Все было хотя позади, но отзывалось болезненно, когда кто-нибудь случайно касался больного места.
– Что же, вы поступаете благородно, – сказал Балакирев вставая. – Ваш почин заставит присоединиться других.
– Между мной и Мусоргским лежит пропасть, – произнес Филиппов тихо. – Я не соглашаюсь с ним ни в чем, но долг русского человека говорит мне, что надо спасти его сочинения.
Балакирев обратился к Стасову; еще кое с кем поговорили, и вскоре друзья объявили Мусоргскому, что группа почитателей решила обеспечить его труд по окончанию «Хованщины». Фамилии не были названы, чтобы не задеть его гордость.
Мусоргский сидел уже без работы и, просыпаясь, не знал, как прожить день. Он говорил себе, что не пропадет: случится что-нибудь такое, что поможет ему существовать.
Почин поклонников его таланта был принят им со всем простодушием, на какое Мусоргский был способен.
– Ну теперь работа пойдет, – сказал он. – Из одной только благодарности к неведомым друзьям я должен буду взяться за дело. Нет, Милий: вы в меня больше не верите, а ведь я еще буду дерзать. Буду! – упрямо повторил он.
Балакирев хмуро на него посмотрел и ничего не ответил.
Еще одна группа друзей отыскалась. Таким же образом было составлено сообщество, обязавшееся оказывать автору «Сорочинской ярмарки» денежную помощь до тех пор, пока он не закончит и эту оперу.
Работа возобновилась. Поселившись на даче у Леоновой, Мусоргский принялся за сочинение. Прежде всего он вернулся к «Хованщине». Кусок за куском, медленно и натужно, но дело подвигалось вперед.

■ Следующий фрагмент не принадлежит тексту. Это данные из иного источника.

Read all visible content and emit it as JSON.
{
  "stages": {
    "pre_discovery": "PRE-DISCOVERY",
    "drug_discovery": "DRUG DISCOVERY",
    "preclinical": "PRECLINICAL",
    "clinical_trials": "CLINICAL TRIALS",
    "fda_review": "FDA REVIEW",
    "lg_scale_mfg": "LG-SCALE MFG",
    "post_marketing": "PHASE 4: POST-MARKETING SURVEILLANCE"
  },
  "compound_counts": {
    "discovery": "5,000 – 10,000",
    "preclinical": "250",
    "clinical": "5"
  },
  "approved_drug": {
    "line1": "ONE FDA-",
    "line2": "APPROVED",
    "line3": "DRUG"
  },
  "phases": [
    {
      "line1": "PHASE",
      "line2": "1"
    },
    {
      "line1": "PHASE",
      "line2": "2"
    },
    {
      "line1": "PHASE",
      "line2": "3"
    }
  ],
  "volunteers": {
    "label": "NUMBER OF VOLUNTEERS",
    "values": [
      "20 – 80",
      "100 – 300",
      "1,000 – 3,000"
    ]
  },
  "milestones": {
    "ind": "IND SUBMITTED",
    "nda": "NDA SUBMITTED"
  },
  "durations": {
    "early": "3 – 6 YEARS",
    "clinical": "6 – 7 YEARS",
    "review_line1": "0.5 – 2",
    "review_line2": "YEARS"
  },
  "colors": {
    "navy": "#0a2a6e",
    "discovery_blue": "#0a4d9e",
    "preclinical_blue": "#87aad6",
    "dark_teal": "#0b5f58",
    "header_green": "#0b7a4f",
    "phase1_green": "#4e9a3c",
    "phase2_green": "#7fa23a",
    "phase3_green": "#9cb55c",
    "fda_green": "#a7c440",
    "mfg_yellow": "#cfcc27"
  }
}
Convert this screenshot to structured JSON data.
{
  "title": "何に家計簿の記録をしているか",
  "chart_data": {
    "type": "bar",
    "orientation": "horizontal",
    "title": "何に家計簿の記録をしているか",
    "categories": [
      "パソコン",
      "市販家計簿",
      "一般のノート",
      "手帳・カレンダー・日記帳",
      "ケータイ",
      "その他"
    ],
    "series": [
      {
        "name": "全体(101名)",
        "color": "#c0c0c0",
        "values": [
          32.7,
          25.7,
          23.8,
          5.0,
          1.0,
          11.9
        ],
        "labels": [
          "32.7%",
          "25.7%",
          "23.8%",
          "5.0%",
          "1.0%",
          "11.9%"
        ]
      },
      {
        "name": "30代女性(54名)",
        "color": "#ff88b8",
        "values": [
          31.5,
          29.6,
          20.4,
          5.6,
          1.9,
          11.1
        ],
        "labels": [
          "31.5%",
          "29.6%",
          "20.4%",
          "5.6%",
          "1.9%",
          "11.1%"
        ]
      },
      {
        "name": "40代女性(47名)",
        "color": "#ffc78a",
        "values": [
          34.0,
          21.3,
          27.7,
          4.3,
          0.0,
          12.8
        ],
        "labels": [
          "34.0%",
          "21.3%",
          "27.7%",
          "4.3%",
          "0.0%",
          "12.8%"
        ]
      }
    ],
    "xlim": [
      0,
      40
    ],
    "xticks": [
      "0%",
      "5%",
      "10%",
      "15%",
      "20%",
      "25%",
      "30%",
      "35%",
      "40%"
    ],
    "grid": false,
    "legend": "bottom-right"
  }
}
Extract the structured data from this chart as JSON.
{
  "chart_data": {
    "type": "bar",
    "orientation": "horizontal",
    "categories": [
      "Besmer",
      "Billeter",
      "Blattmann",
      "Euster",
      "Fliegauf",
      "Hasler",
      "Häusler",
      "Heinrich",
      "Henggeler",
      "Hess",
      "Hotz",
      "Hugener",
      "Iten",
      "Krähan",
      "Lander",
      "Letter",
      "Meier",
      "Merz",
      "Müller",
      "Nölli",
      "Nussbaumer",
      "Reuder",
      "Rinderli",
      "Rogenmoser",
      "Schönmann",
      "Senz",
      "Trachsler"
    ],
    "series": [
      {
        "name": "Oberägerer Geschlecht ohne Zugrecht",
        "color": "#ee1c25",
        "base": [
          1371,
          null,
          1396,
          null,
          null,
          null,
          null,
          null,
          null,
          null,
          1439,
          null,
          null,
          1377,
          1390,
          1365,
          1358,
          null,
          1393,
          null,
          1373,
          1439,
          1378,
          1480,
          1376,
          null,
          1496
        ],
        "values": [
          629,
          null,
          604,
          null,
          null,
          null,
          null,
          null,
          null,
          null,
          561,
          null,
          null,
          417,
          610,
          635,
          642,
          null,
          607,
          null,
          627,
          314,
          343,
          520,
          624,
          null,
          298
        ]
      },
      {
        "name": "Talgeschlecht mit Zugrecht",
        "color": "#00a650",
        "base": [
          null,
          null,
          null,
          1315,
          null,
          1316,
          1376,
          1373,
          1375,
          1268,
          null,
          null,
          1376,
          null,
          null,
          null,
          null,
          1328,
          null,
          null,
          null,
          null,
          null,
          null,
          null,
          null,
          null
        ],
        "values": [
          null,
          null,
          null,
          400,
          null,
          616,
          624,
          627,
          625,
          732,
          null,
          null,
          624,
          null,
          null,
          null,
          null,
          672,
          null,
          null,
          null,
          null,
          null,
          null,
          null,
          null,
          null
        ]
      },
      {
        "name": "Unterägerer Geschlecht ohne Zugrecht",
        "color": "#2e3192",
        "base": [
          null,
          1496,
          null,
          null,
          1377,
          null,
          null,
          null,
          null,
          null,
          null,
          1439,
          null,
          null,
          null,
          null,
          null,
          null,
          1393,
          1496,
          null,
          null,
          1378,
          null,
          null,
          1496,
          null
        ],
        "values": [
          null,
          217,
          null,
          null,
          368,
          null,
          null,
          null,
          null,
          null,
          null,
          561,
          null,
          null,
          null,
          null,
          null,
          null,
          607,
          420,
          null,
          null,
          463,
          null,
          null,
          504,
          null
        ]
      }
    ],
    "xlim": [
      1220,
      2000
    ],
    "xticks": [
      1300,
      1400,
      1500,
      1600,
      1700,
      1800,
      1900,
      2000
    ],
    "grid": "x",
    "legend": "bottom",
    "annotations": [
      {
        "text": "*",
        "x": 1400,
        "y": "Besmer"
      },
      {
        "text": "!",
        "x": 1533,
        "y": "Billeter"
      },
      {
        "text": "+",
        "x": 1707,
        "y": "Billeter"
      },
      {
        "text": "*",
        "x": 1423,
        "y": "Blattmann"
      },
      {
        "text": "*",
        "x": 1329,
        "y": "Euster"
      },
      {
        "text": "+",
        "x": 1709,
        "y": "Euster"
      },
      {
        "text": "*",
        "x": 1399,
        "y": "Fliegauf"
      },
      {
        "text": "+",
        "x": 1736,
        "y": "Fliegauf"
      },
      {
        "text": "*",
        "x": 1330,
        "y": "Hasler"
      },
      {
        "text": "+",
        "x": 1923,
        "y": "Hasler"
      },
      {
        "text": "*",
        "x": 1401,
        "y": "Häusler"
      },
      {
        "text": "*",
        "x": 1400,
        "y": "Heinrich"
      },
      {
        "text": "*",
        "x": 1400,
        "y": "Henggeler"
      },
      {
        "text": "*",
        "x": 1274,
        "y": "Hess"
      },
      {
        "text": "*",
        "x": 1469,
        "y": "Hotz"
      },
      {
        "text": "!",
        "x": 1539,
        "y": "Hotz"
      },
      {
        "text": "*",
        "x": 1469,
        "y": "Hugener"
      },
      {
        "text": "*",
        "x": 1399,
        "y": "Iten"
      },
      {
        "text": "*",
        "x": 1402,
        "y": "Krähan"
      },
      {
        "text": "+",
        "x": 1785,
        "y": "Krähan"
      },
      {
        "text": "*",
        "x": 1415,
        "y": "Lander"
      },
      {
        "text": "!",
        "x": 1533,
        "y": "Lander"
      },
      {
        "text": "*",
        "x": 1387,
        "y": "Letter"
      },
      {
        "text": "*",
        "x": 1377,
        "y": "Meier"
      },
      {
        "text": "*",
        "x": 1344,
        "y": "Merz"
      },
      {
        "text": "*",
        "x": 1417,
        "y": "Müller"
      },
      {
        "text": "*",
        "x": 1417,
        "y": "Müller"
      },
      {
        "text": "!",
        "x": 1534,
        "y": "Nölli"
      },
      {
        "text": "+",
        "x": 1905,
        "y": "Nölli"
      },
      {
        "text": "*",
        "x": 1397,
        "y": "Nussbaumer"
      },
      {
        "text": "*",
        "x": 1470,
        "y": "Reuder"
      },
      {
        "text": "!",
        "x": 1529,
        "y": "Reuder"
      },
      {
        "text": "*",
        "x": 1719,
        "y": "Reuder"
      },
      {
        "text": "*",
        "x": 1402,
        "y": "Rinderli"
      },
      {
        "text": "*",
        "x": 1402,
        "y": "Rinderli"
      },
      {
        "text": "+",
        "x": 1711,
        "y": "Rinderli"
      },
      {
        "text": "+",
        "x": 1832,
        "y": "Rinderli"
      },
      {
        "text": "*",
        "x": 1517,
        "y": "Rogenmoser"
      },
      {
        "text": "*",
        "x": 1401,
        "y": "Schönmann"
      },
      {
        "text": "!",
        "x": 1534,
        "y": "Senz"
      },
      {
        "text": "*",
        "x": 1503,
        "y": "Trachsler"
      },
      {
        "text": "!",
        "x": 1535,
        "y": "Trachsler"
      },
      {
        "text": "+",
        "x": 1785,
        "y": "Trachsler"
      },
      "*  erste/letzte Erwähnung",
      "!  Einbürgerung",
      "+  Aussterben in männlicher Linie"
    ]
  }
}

Бывали дни, когда автора вновь охватывало вдохновение и все в сложном замысле оперы становилось видным. Огромная глыба продвигалась еще на один шаг ближе к цели.
Конец был уже виден. Еще одно, два, несколько смелых усилий – и «Хованщина» будет закончена. Вся она, трудно, но вдохновенно складывавшаяся на протяжении восьми лет, с ответвлениями, с добавочными сценами, которые не то войдут в окончательный вариант, не то нет, с гениальным своим оркестровым вступлением, с изумительно ярким гаданием Марфы, с арией Шакловитого, с плясками персидок, с ярчайшей сценой у Голицына, с Досифеем – словом, вся она была выведена.
В иные минуты Мусоргского охватывало счастливое упоение: вот оно – то, над чем он столько лет бился! Конец последней картины еще дописать – и можно садиться за оркестровку. Сквозь мучения, испытания, недоверие окружающих, как сквозь густую чащу, продвигалась вперед работа и вот пришла к своему завершению!
Скоро, очень скоро можно будет, как когда-то «Бориса», вложить партитуру в портфель и отдать театру.
Там, правда, сняли «Бориса Годунова», не посчитались ни с тем, что публика полюбила оперу, ни с тем, что опера делала полные сборы.
При мысли о дирекции театра в душе Мусоргского все начинало кипеть. Он припоминал унижения, которым подвергали его официальные представители искусства, и едкая горечь охватывала его.
Надо было все забыть, не думать ни о чем до поры до времени, не терзать себя раньше срока. Он старался жить будничной дачной жизнью, не заглядывая вперед.
Половину дачи Дарья Михайловна сдавала. На другой половине жили она с Гридниным, и там же одна комната отдана была Мусоргскому.
После поездки на юг, после того как Мусоргский вернулся оттуда с добрыми воспоминаниями, но без денег, Дарья Михайловна считала себя немного обязанной опекать его. Она думала о нем снисходительно: беспомощный, совсем как юродивый в его «Борисе»; его всякий может обидеть.
– Пишете? – говорила она, проходя в своем пышном халате мимо окна. – Вот умница, вот хвалю! Зато уж вечером попируем, надо же чем-нибудь возместить такие труды.
Вечером начиналось если не пиршество, то возлияние. Услужливый Гриднин доставал вино и коньяк. Произносились тосты: за то, что написано, за то, что еще будет написано; за оперы, которые Мусоргский сочинил, и за те, которые смутно рисуются ему в грядущем. Мусоргский чувствовал себя окруженным людьми, без придирок и школярства принимающими его труд; ему казалось, что он в этой среде обретает душевный покой.
Но самое нелепое и невероятное заключалось в том, что деньги таяли и их ни на что не хватало. Мусоргский ходил в поношенной, залашенной визитке, в которой неловко было появляться в обществе или в театре. У него никогда не было ни гроша за душой. А долги, несмотря на попечения друзей, на благородные их заботы, росли и росли.